A self-described jack of all trades, he thrives in the unpredictable environment that is Capitol Hill, where one minute he finds himself writing a speech, and the next turns toward researching and writing a press release on the greater sage-grouse, for example.
And it’s his ability to know “a little bit about everything” that makes him so welcome in Franks’ office.
Music is also a passion for Carnes, who plays drums, guitar, mandolin, banjo and some piano — and it’s something he said he has considered trying to integrate on Capitol Hill, where there are plenty of other talented musicians to be found, including among members of Congress.
“The difficult thing would be to sync that with also being a communications director,” he said.
Days are often long and busy enough without having to haul instruments up to Capitol Hill.
It’s not unusual for a Hill staffer to sleep with one eye on his or her inbox, but not a lot of them are single parents waking up to check on two kids at the same time. Carnes is going through a divorce and has custody of the children.

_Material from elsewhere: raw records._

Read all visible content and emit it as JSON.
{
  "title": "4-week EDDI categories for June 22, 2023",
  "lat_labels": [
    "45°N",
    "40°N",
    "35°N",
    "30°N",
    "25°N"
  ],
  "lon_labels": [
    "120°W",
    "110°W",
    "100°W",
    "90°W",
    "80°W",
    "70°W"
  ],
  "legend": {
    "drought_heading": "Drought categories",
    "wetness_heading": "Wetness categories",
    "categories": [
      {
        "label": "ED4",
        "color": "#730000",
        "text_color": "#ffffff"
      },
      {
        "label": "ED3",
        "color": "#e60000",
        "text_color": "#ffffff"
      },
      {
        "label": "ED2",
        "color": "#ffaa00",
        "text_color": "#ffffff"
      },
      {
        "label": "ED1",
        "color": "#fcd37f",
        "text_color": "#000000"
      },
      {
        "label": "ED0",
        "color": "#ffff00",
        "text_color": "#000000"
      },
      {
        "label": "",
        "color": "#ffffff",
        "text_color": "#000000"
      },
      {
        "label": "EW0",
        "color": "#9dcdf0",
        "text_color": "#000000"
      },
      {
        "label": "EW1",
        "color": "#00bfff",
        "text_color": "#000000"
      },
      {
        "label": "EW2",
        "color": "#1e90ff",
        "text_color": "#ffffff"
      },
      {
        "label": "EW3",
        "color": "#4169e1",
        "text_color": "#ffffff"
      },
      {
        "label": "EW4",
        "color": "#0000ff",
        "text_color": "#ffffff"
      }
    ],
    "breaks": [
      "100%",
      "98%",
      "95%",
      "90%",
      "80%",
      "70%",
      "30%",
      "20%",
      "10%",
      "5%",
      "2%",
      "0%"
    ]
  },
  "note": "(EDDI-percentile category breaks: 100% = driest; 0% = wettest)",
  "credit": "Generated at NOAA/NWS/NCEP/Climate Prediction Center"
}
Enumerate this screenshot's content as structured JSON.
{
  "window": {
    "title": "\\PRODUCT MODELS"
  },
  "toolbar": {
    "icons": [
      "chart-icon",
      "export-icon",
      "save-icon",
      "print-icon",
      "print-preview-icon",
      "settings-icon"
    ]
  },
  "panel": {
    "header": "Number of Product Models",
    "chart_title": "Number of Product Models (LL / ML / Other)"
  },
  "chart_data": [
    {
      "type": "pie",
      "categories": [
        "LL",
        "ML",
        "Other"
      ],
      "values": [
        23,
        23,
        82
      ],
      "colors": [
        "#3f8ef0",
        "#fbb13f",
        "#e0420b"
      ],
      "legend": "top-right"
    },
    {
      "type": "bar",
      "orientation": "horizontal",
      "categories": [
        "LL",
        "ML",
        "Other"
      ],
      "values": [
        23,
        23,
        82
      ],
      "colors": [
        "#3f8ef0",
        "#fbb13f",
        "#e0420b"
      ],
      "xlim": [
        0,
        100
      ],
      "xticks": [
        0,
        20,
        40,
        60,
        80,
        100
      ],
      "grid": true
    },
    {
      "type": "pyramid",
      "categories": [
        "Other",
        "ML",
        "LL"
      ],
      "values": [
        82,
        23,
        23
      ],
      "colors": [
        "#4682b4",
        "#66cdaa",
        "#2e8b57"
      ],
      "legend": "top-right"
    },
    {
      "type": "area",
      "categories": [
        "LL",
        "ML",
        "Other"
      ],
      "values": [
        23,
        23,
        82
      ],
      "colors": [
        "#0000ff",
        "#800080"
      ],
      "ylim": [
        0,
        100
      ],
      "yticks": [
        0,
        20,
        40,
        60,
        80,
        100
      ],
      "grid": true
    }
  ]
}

“I’m to the point now where I’ll often roll over at 2 or 3 in the morning and just — it’s like a reflex to turn on your phone really quick and check and turn it off — it’s a little bit worrying, I guess,” he said.
But Franks has been more than accommodating and has given plenty of leeway for Carnes to see to his family obligations.
“The way he treats his staff engenders loyalty,” Carnes said.
“He is exactly the same behind the scenes as he is when you see him on camera — I consider myself extremely lucky,” he said.